City support provides crucial funding for our “culturals,” the short-cut government catch-all term used for large…

By Corey Bearak

With the new city budget adopted, some groups can breathe a bit easier, including many Queens cultural institutions and programs.

City support provides crucial funding for our “culturals,” the short-cut government catch-all term used for large institutions such as the Museum of Natural History, relatively new ones like the New York Hall of Science or programs like the Queens County Farm Museum in Bellerose or the Queens County Historical Society. Despite clear economic and fiscal benefits of public investment in culturals, their dollars remain among the first government cuts, and restorations in better fiscal times never restore all the funding our culturals lost

Every $1 investment in culturals returns the city $2 in taxes. Supporters note how neighborhood-based culturals drive economic activity, attracting visitors who also shop and eat out locally. The many and diverse attractions beyond the 34 cultural institutions noted on the Department of Cultural Affairs Web site (www.nyc.gov/html/dcla/html/funding/cultural_inst_links.shtml), support tourism.

The variety of employment opportunities the culturals offer run the gamut from professional to low-skilled. This remains important as manufacturing declines and opportunities for stable employment for the lesser educated often means lower-paid service-related jobs.

When some civic colleagues were considering a cultural platform for the next Queens Civic Congress platform expected this summer, much discussion centered on the funding formulas used by the city's Department of Cultural Affairs. Funding gets allocated along two basic categories: cultural organizations (group), or COG, and the cultural institutions group, or CIG.

For the cultural organizations group, the Department of Cultural Affairs allocates money to fund specific programs that it thinks worthy of support, usually educational programs, or special events. The Queens County Farm Museum, the Queens Historical Society and Poppenhusen Institute are in this category, among several hundred others citywide. Capital funds, when granted, come out of a general cultural line.

For the cultural institutions group, the Department of Cultural Affairs supports payroll, utilities, general maintenance and the like, and even places the culturals’ employees in the Cultural Institutions Pension Plan. The New York Hall of Science, the Queens Botanical Garden, and the Queens Museum of Art and Flushing Town Hall benefit through cultural institutions group status. Some like museums in Manhattan have enjoyed this kind of massive support since the late 19th century. Each of these 34 institutions has its very own line in the capital budget.

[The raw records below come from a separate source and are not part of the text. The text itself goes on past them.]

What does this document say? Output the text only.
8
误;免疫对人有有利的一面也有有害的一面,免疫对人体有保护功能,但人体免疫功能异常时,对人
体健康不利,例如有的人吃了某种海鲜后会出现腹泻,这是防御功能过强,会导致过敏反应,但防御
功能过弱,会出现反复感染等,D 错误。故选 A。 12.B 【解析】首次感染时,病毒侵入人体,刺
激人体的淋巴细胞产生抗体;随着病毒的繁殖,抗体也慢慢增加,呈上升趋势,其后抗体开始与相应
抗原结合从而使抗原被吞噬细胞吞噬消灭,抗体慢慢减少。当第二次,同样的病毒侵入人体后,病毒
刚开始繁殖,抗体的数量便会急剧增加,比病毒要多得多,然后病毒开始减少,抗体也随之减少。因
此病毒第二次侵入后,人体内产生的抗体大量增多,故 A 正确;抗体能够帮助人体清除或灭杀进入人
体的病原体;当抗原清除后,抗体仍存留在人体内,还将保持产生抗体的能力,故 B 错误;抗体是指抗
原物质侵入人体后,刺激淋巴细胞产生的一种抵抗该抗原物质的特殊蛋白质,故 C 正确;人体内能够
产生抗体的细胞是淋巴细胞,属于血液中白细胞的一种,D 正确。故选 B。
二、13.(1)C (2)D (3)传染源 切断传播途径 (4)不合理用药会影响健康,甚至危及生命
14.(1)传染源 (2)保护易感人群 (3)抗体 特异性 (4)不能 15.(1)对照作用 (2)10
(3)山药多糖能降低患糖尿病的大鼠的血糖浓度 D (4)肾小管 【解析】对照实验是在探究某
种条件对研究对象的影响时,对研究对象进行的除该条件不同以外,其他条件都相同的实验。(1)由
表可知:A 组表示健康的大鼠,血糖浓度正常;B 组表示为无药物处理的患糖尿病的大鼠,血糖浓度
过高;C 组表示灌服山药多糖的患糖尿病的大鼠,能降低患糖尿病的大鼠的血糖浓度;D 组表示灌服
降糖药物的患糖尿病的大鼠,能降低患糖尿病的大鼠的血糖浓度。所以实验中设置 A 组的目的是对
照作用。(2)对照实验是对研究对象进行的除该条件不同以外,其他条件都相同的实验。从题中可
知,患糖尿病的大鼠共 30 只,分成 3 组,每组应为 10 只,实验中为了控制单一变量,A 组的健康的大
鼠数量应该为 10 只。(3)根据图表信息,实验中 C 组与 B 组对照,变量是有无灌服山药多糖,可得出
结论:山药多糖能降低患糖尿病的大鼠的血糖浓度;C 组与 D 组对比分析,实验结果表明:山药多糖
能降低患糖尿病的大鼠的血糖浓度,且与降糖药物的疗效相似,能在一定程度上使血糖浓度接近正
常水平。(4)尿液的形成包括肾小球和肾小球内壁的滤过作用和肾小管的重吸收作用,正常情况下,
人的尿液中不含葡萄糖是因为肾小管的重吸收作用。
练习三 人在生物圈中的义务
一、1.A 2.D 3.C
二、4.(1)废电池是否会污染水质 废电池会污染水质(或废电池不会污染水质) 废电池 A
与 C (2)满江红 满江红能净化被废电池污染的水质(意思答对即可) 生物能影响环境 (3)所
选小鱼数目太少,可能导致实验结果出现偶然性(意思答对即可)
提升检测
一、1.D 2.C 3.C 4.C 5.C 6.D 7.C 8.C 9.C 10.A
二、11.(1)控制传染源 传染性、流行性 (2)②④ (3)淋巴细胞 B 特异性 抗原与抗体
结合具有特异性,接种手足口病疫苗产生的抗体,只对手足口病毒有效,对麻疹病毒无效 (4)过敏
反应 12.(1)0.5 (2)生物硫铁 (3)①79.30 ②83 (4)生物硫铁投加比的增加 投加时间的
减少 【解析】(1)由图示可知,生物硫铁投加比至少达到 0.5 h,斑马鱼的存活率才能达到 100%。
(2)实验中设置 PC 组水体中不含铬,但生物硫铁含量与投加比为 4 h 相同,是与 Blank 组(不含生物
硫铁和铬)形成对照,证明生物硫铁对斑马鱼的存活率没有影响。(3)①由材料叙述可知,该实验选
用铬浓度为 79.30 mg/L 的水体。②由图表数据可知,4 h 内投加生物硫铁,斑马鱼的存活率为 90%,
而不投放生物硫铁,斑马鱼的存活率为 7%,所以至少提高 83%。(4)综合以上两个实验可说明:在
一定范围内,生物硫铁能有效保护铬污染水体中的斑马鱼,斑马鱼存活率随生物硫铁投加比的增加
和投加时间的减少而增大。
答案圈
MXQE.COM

The funding formula poses some serious issues. The impact often lacks a rational basis. Smaller cultural institutions groups often function more like cultural organizations groups. And some cultural organizations groups, such as the farm museum, ought to be cultural institutions groups. As a result, some observers find funding levels a general accident of history based on which institutions found favor, particularly with the various borough presidents at the Board of Estimate over the last century.

The Board of Estimate no longer exists, its budget powers now divided primarily among the City Council and the mayor. The former entity, which included the five borough presidents, the city comptroller, the City Council president (now the public advocate) and the mayor, exercised primary power over the capital and expense budget before the 1989 charter revision took hold.

The Civic Congress proposal involves the city adopting a formula based on attendance, amount of attendance from outside the city (to factor in the difference between recycling our residents’ own money and an institution’s ability to attract money from outside the city), the size of the physical plant to maintain, size of payroll, and quality of programs.

The risk with this proposal is overall city funding remaining constant. Without added funding, this kind of rational formula could mean some institutions would have their funding levels cut while other would enjoy increases, perhaps substantial increases.

Cultural amenities offered in the city often outweigh the negatives residents face in their daily living. This includes crime (even though major crime continues a decade-long decline), longer job commutes, crowded conditions, lousy schools or longer commutes to better ones or paying for non-public alternatives.

Cultural opportunities can balance any decision to leave the city. The city needs to support those amenities that the suburbs and other states just cannot duplicate. Chiefly that comes down to the arts and culture, such as theaters, museums and parks. The city maintains less control over the job market and high salary factors, which can also help attract residents.

Studies have shown that a small investment by the city in culturals leads to higher income to restaurants, hotels, etc. from tourists who visit the museums and theaters; the city largely recoups the investment through higher sales and income taxes. Retaining those of our residents who patronize the arts remains important because these New Yorkers tend to be the better educated, higher income people who support our tax base.